You can read up on the other options in the seaborn documentation.

7.4.4.3. Correlation Matrix#

We discussed the correlation matrix earlier, but this is a good time to revisit it. We can think of the correlation matrix as “zooming out” from the scatter plot matrix. We can compute the correlation matrix with numpy. Let’s take a look at variables 2-10 of the MNIST dataset (we are avoiding features with vertical/horizontal lines):

features = range(2, 11)
X_reduced = X_mnist[features] # select first 10 features
corr_mnist = np.corrcoef(X_reduced)

fig, ax = plt.subplots()
ax.imshow(corr_mnist);

../_images/a797e1b4105c51f2d16859417b5642c46e28a6e060804d129862347b5c4f118b.png

There is also a useful tool in seaborn for creating an easier-to-read correlation matrix:

corr = mnist_df[features].corr()
hm = sns.heatmap(corr, annot = True, fmt = '.2f', annot_kws = {'fontsize': 10})

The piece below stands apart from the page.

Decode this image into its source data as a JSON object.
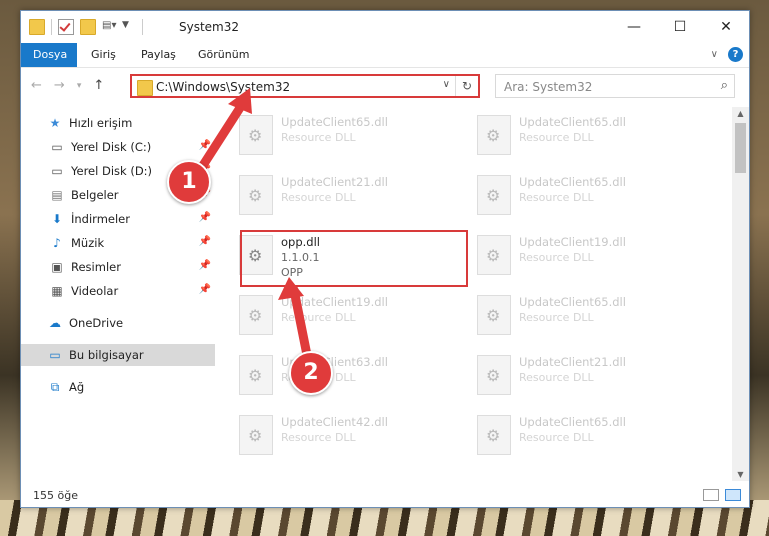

../_images/38f6acb982fb807237e9e4a4eb45194560cf10f93f1e079aefaa59262b526369.png

Unlike the scatter plot matrix, the correlation matrix is a bit easier to compute and visualize for a larger number of dimensions. Let’s take a look at the full MNIST dataset:

corr = mnist_df.corr()
hm = sns.heatmap(corr)

../_images/d14909ceb9d332439cb5bf03052adc65b388d1f1075f617da3e9503a15c6f1e5.png

The labels are especially helpful when dealing with datasets where the features have names. Let’s look at the correlation matrix for the first 4 features of the Dow dataset:

corr_dow = df_dow_clean[include_columns].corr()
hm = sns.heatmap(corr_dow, annot=True)
hm.set_xlim([0,5]);

../_images/a7231d76f3a46378f933a88559984e672870003b28cb1bbf8577b8471e90872a.png

features = [1, 2, 3, 4]
n  = len(features)
fig, axes = plt.subplots(n, n, figsize = (5.5 * n, 5 * n), dpi = 200)

for i in features:
    for j in features:
        ax = axes[i - 1, j - 1]
        if i == j:
            ax.hist(X_mnist[:, i])
        else:
            x = X_mnist[:, j]
            y = X_mnist[:, i]
            ax.scatter(x, y)

../_images/6220989318c4f0319d14e8ae28203ebcc7b4ab26b7edb1342a6bd8ff06a62ca8.png

corr = mnist_df[features].corr()
hm = sns.heatmap(corr, annot = True)

../_images/1ddbe88588e3737231922ffe012626ccdaf6dbab2fedb374342111459818c23a.png

Compare this to the scatter plot matrix. You can see that features with high correlations have scatter plots that are more aligned. One way to interpret this correlation matrix is as the slope of a regression line between any two features after the features have been standardized (mean = 0, stdev = 1).